For a more entertaining explanation of the American legislative process, I recommend watching this Schoolhouse Rock video. It’s about bills and laws on the national level, but many of the same principles apply to the state level.
It’s definitely bad news that California state assembly and state senate passed these bills, but the fight isn’t over yet. There is still a lot that can happen and vapers can still influence the outcome. People need to call the governor’s office and urge him to veto the bill. Even if you don’t live in California, I recommend calling the governor’s office if you’re a customer of a California vaping company; let Mr. Brown know that these “proposed” laws will have a detrimental impact on businesses that operate and pay taxes in his state. Californians need to find their state congressman and state senator to let them know that they’re against these bills. Remember, if the governor vetoes these bills, their potential to become laws rests with the state assembly and state senate.
You might be asking, “What does California vaping legislation have to do with me?” By most estimates, more than half of the vaping companies in America are based in California. If you’ve ordered vaping hardware or e-liquids from a company based in California, it might become more difficult to do so in the future if these bills become law. The worst-case scenario is that a California-based business you buy vaping goods from will shut down due to adverse conditions.
On a macro level, other states would have a precedent to restrict vaping. Remember, there was a time in America where smoking tobacco cigarettes in public indoor venues was commonplace. San Luis Obispo, CA was the first city in America to ban smoking in bars and restaurants. Now it’s the norm.
California anti-vaping legislation has the potential to impact vapers nationally and globally.
Looking at the big picture, vaping is facing off against big tobacco and big pharma on the national and global levels.
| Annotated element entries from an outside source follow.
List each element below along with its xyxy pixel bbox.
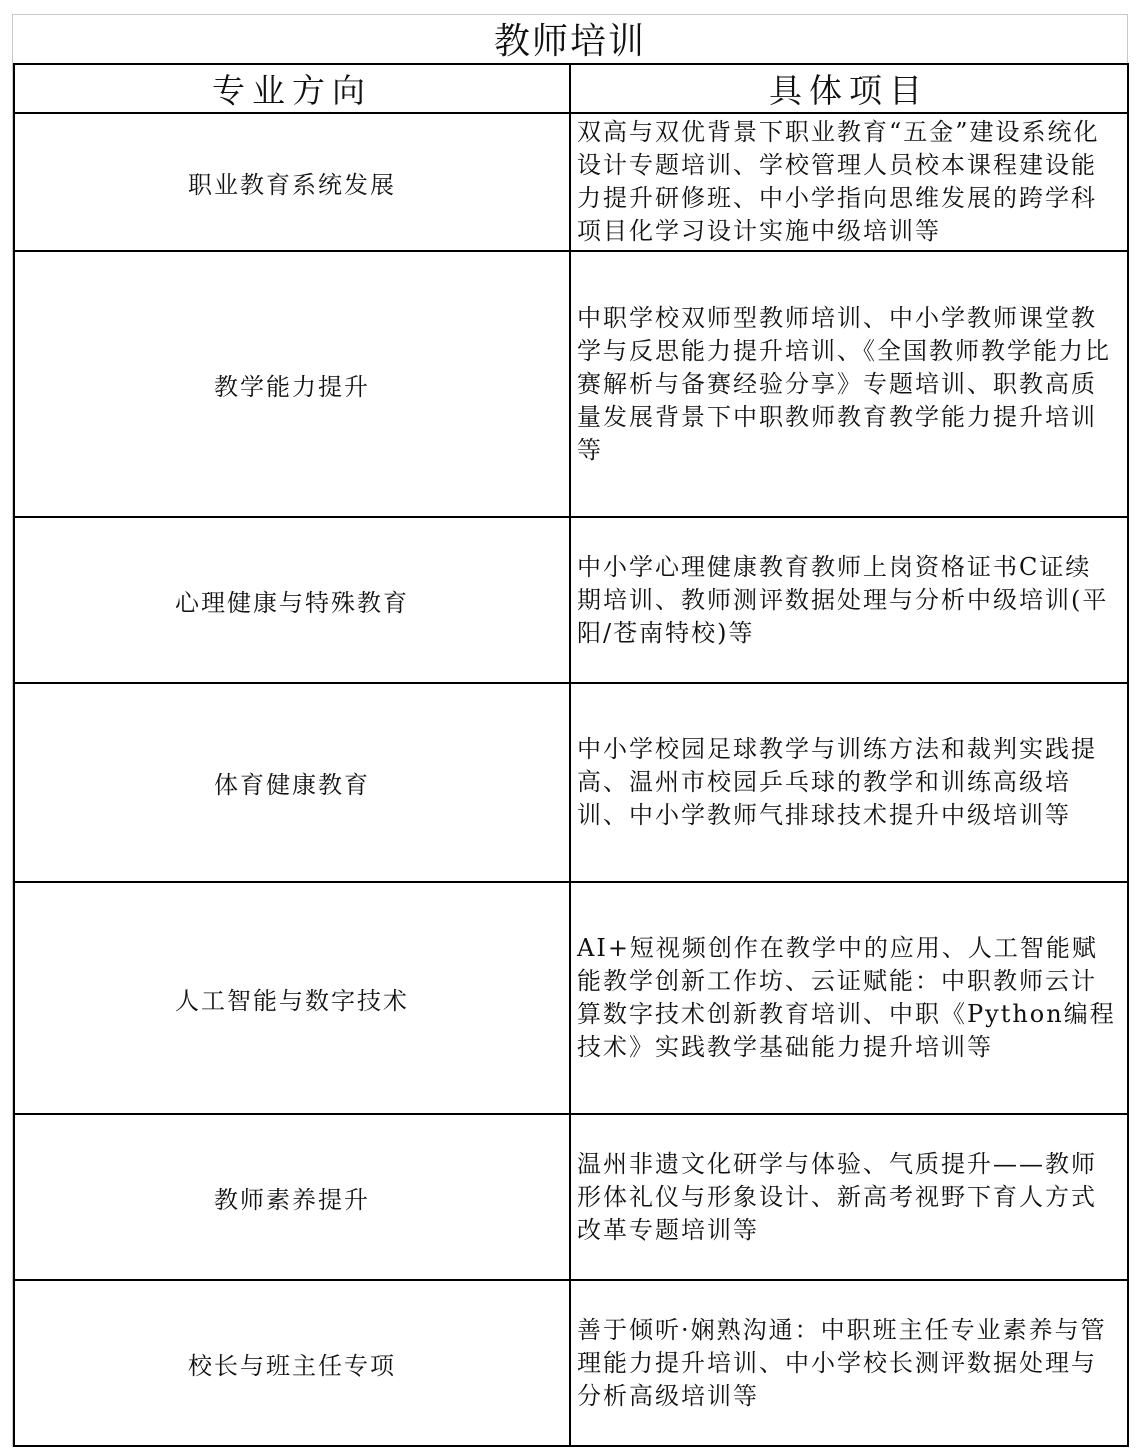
table-row [14,113,1128,251]
projects-cell: 双高与双优背景下职业教育“五金”建设系统化设计专题培训、学校管理人员校本课程建设能力提升研修班、中小学指向思维发展的跨学科项目化学习设计实施中级培训等 [570,113,1128,251]
direction-cell: 人工智能与数字技术 [14,882,570,1114]
table-row [14,1114,1128,1280]
projects-cell: 中小学校园足球教学与训练方法和裁判实践提高、温州市校园乒乓球的教学和训练高级培训、中小学教师气排球技术提升中级培训等 [570,683,1128,882]
table-row [14,683,1128,882]
direction-cell: 职业教育系统发展 [14,113,570,251]
direction-cell: 校长与班主任专项 [14,1280,570,1446]
training-table [13,63,1129,1447]
table-row [14,1280,1128,1446]
page-title: 教师培训 [493,21,646,62]
table-row [14,251,1128,517]
direction-cell: 体育健康教育 [14,683,570,882]
projects-cell: AI+短视频创作在教学中的应用、人工智能赋能教学创新工作坊、云证赋能：中职教师云计算数字技术创新教育培训、中职《Python编程技术》实践教学基础能力提升培训等 [570,882,1128,1114]
projects-cell: 善于倾听·娴熟沟通：中职班主任专业素养与管理能力提升培训、中小学校长测评数据处理与分析高级培训等 [570,1280,1128,1446]
projects-cell: 中小学心理健康教育教师上岗资格证书C证续期培训、教师测评数据处理与分析中级培训(平阳/苍南特校)等 [570,517,1128,683]
projects-cell: 中职学校双师型教师培训、中小学教师课堂教学与反思能力提升培训、《全国教师教学能力比赛解析与备赛经验分享》专题培训、职教高质量发展背景下中职教师教育教学能力提升培训等 [570,251,1128,517]
column-header-direction: 专业方向 [14,64,570,113]
table-header-row [14,64,1128,113]
table-row [14,517,1128,683]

Those industries are much older and much larger than vaping. Those businesses have far more money and much more experience lobbying. Going up against them is a tremendous challenge.
With that in mind, vapers need to be smarter. They need to be well informed. They can’t afford to come off as ineffectual. A vaper having a strong reaction to ABx2-6, ABx2-7, ABx2-8, and SBx2-5 is expected, but I urge you to think before you act. I hope that vapers take advantage of resources like The Consumer Advocates for Smoke-free Alternatives Association (CASAA). I hope that everyone in the vaping business is working with the Smoke-Free Alternatives Trade Association (SFATA). I want everyone that reads Vaping360 to check out NotBlowingSmoke.org (my favorite resource for vaping advocacy information). The more you know, the more effective you’ll be when it comes to fighting legislation like ABx2-6, ABx2-7, ABx2-8, and SBx2-5. In the immortal words of Captain Planet, “The power is yours!”